Lesley Gore was perhaps best known for her hit single “It’s My Party,” but was also known as a proto-feminist singer, and later in life became notable as an openly lesbian pop legend. She passed away today at age 68 due to lung cancer.
Gore was only sixteen years old when she recorded “It’s My Party,” the first of several hits for her that included that song’s sequel “Judy’s Turn to Cry,” the very upbeat “Sunshine, Lollipops and Rainbows” and the feminist anthem “You Don’t Own Me.” She went on to have a guest spot as Catwoman’s singing henchwoman Pussycat on the 1960s Batman TV show and co-write the Academy Award nominated song “Out Here On My Own” from Fame. In her career she had four top-five hits, two Grammy nominations and one Academy Award nomination. She also earned a degree in English and American Literature from Sarah Lawrence College.
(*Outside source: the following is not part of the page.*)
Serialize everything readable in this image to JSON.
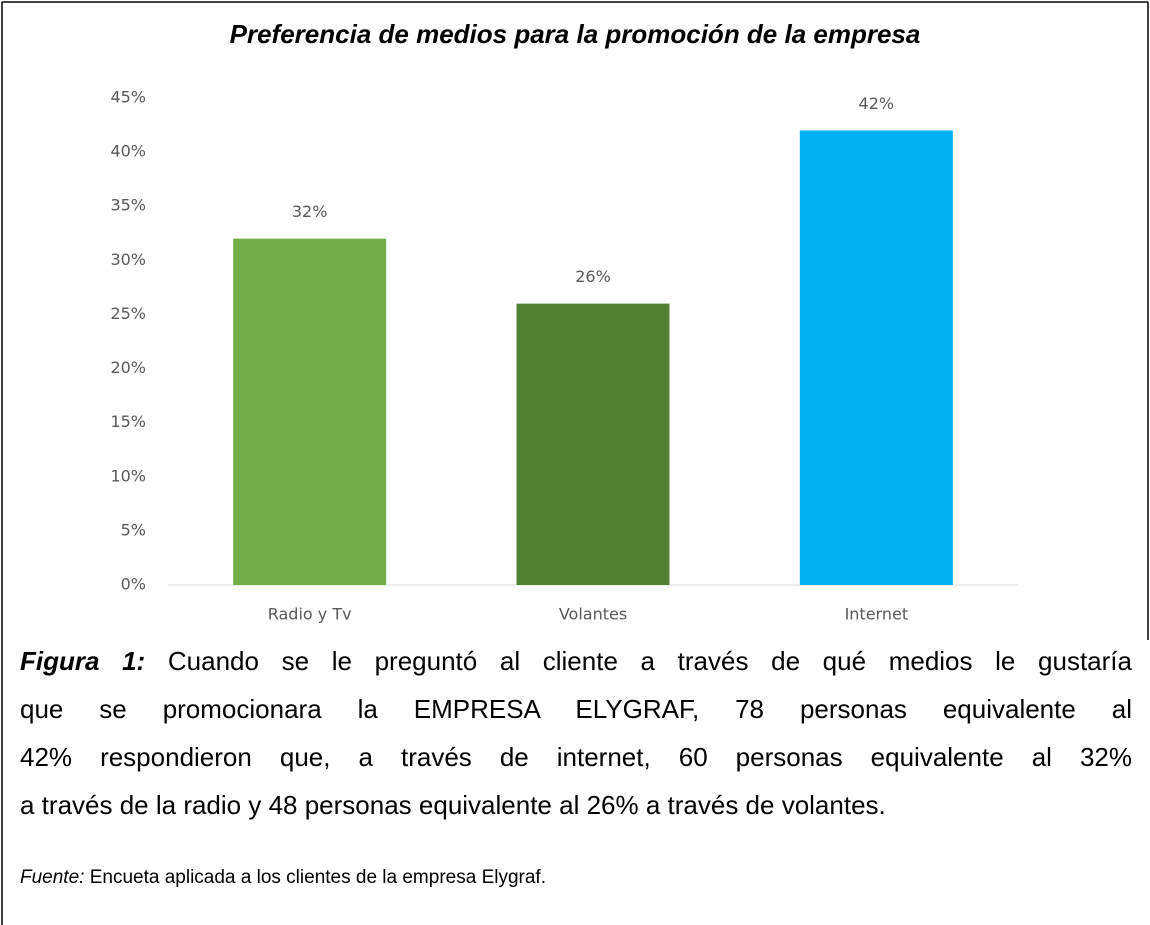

Over the years “It’s My Party” has become an iconic song that’s played all over the world and has been covered and sampled by many artists over the years, including Amy Winehouse and Icona Pop. The chorus has even found its way into the American lexicon.
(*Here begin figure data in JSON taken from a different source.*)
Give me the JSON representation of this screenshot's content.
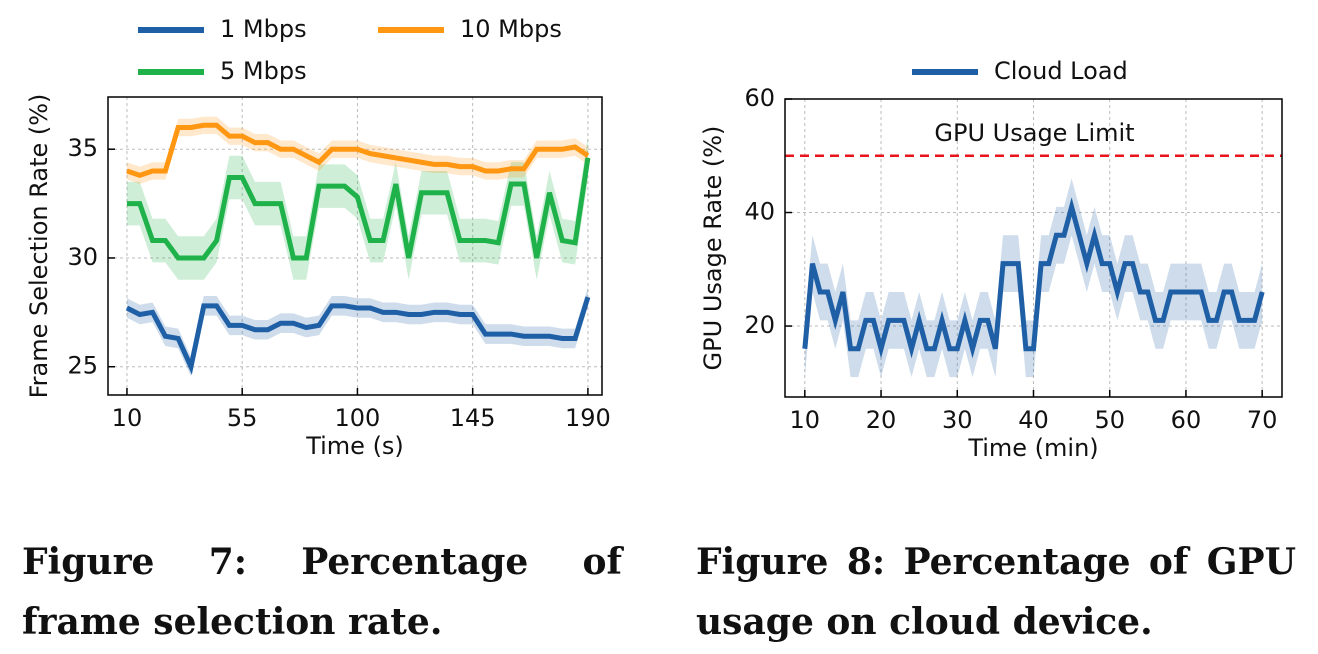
{
  "chart_data": [
    {
      "type": "line",
      "xlabel": "Time (s)",
      "ylabel": "Frame Selection Rate (%)",
      "x": [
        10,
        15,
        20,
        25,
        30,
        35,
        40,
        45,
        50,
        55,
        60,
        65,
        70,
        75,
        80,
        85,
        90,
        95,
        100,
        105,
        110,
        115,
        120,
        125,
        130,
        135,
        140,
        145,
        150,
        155,
        160,
        165,
        170,
        175,
        180,
        185,
        190
      ],
      "xlim": [
        2.6,
        195.5
      ],
      "xticks": [
        10,
        55,
        100,
        145,
        190
      ],
      "ylim": [
        23.7,
        37.4
      ],
      "yticks": [
        25,
        30,
        35
      ],
      "grid": true,
      "series": [
        {
          "name": "1 Mbps",
          "color": "#1f5fa6",
          "error": 0.45,
          "values": [
            27.7,
            27.4,
            27.5,
            26.4,
            26.3,
            25.0,
            27.8,
            27.8,
            26.9,
            26.9,
            26.7,
            26.7,
            27.0,
            27.0,
            26.8,
            26.9,
            27.8,
            27.8,
            27.7,
            27.7,
            27.5,
            27.5,
            27.4,
            27.4,
            27.5,
            27.5,
            27.4,
            27.4,
            26.5,
            26.5,
            26.5,
            26.4,
            26.4,
            26.4,
            26.3,
            26.3,
            28.2
          ]
        },
        {
          "name": "5 Mbps",
          "color": "#1fb24a",
          "error": 1.0,
          "values": [
            32.5,
            32.5,
            30.8,
            30.8,
            30.0,
            30.0,
            30.0,
            30.8,
            33.7,
            33.7,
            32.5,
            32.5,
            32.5,
            30.0,
            30.0,
            33.3,
            33.3,
            33.3,
            32.8,
            30.8,
            30.8,
            33.4,
            30.0,
            33.0,
            33.0,
            33.0,
            30.8,
            30.8,
            30.8,
            30.7,
            33.4,
            33.4,
            30.0,
            33.0,
            30.8,
            30.7,
            34.6
          ]
        },
        {
          "name": "10 Mbps",
          "color": "#ff9712",
          "error": 0.4,
          "values": [
            34.0,
            33.8,
            34.0,
            34.0,
            36.0,
            36.0,
            36.1,
            36.1,
            35.6,
            35.6,
            35.3,
            35.3,
            35.0,
            35.0,
            34.7,
            34.4,
            35.0,
            35.0,
            35.0,
            34.8,
            34.7,
            34.6,
            34.5,
            34.4,
            34.3,
            34.3,
            34.2,
            34.2,
            34.0,
            34.0,
            34.1,
            34.1,
            35.0,
            35.0,
            35.0,
            35.1,
            34.7
          ]
        }
      ],
      "caption": "Figure 7: Percentage of frame selection rate."
    },
    {
      "type": "line",
      "xlabel": "Time (min)",
      "ylabel": "GPU Usage Rate (%)",
      "x": [
        10,
        11,
        12,
        13,
        14,
        15,
        16,
        17,
        18,
        19,
        20,
        21,
        22,
        23,
        24,
        25,
        26,
        27,
        28,
        29,
        30,
        31,
        32,
        33,
        34,
        35,
        36,
        37,
        38,
        39,
        40,
        41,
        42,
        43,
        44,
        45,
        46,
        47,
        48,
        49,
        50,
        51,
        52,
        53,
        54,
        55,
        56,
        57,
        58,
        59,
        60,
        61,
        62,
        63,
        64,
        65,
        66,
        67,
        68,
        69,
        70
      ],
      "xlim": [
        7.4,
        72.6
      ],
      "xticks": [
        10,
        20,
        30,
        40,
        50,
        60,
        70
      ],
      "ylim": [
        7.5,
        60
      ],
      "yticks": [
        20,
        40,
        60
      ],
      "grid": true,
      "series": [
        {
          "name": "Cloud Load",
          "color": "#1f5fa6",
          "error": 5,
          "values": [
            16,
            31,
            26,
            26,
            21,
            26,
            16,
            16,
            21,
            21,
            16,
            21,
            21,
            21,
            16,
            21,
            16,
            16,
            21,
            16,
            16,
            21,
            16,
            21,
            21,
            16,
            31,
            31,
            31,
            16,
            16,
            31,
            31,
            36,
            36,
            41,
            36,
            31,
            36,
            31,
            31,
            26,
            31,
            31,
            26,
            26,
            21,
            21,
            26,
            26,
            26,
            26,
            26,
            21,
            21,
            26,
            26,
            21,
            21,
            21,
            26
          ]
        }
      ],
      "hline": {
        "value": 50,
        "label": "GPU Usage Limit",
        "color": "#e8141c"
      },
      "caption": "Figure 8: Percentage of GPU usage on cloud device."
    }
  ]
}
In 2004, Gore started hosting the PBS program In the Life, which focused on LGBT issues, and then stated in a 2005 interview that she was a lesbian. She continued to advocate for LGBT and feminist issues for the rest of her life. Her death was first reported by her partner of 33 years, Lois Sasson. Sasson, a jewelry designer, said that Gore “was a wonderful human being — caring, giving, a great feminist, great woman, great human being, great humanitarian.”
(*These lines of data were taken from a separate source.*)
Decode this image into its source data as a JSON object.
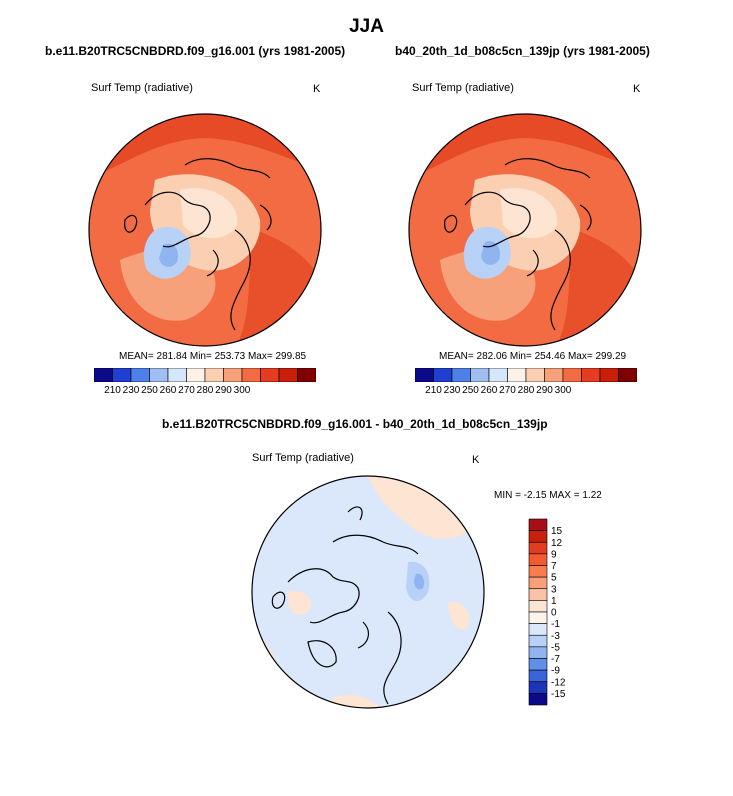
{
  "figure": {
    "title": "JJA"
  },
  "panels": {
    "left": {
      "case_title": "b.e11.B20TRC5CNBDRD.f09_g16.001 (yrs 1981-2005)",
      "variable": "Surf Temp (radiative)",
      "units": "K",
      "stats": "MEAN= 281.84  Min= 253.73  Max= 299.85"
    },
    "right": {
      "case_title": "b40_20th_1d_b08c5cn_139jp (yrs 1981-2005)",
      "variable": "Surf Temp (radiative)",
      "units": "K",
      "stats": "MEAN= 282.06  Min= 254.46  Max= 299.29"
    },
    "diff": {
      "case_title": "b.e11.B20TRC5CNBDRD.f09_g16.001 - b40_20th_1d_b08c5cn_139jp",
      "variable": "Surf Temp (radiative)",
      "units": "K",
      "stats": "MIN =  -2.15 MAX =   1.22"
    }
  },
  "colorbars": {
    "absolute": {
      "labels": [
        "210",
        "230",
        "250",
        "260",
        "270",
        "280",
        "290",
        "300"
      ],
      "colors": [
        "#0a0a8a",
        "#1f3fd0",
        "#4f7fe8",
        "#9fbff2",
        "#d6e6fb",
        "#fdf2e8",
        "#fbd0b2",
        "#f7a17a",
        "#f26b43",
        "#e63c20",
        "#c81e0a",
        "#7f0000"
      ]
    },
    "difference": {
      "labels": [
        "15",
        "12",
        "9",
        "7",
        "5",
        "3",
        "1",
        "0",
        "-1",
        "-3",
        "-5",
        "-7",
        "-9",
        "-12",
        "-15"
      ],
      "colors": [
        "#a50f15",
        "#c8200c",
        "#e23b1f",
        "#f25a2f",
        "#f77d4f",
        "#f9a07a",
        "#fbc3a6",
        "#fde4d3",
        "#fdf5ec",
        "#dbe8fb",
        "#b7d1f7",
        "#8fb4f0",
        "#5f90e6",
        "#3b64d8",
        "#1a35b8",
        "#0a0a8a"
      ]
    }
  }
}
Her song “You Don’t Own Me” has been used over the years to empower women all around the world. It has a strong, simple message: each woman is her own person and no one controls or owns her but her herself. Recently it was given new life in a PSA encouraging women to vote that included female celebrities like Tavi Gevinson, Natasha Lyonne, Miranda July, Carrie Brownstein, Sia, Tracee Ellis Ross and many more. Gore ended the video with the message “I recorded ‘You Don’t Own Me’ in 1964. It’s hard for me to believe, but we’re still fighting for the same things we were then. Yes ladies, we’ve got to come together. Get out there and vote and protect our bodies. They’re ours.”
Lesley Gore was a great pop singer, a powerful feminist, a devoted partner and an inspiration to many. She will be greatly missed.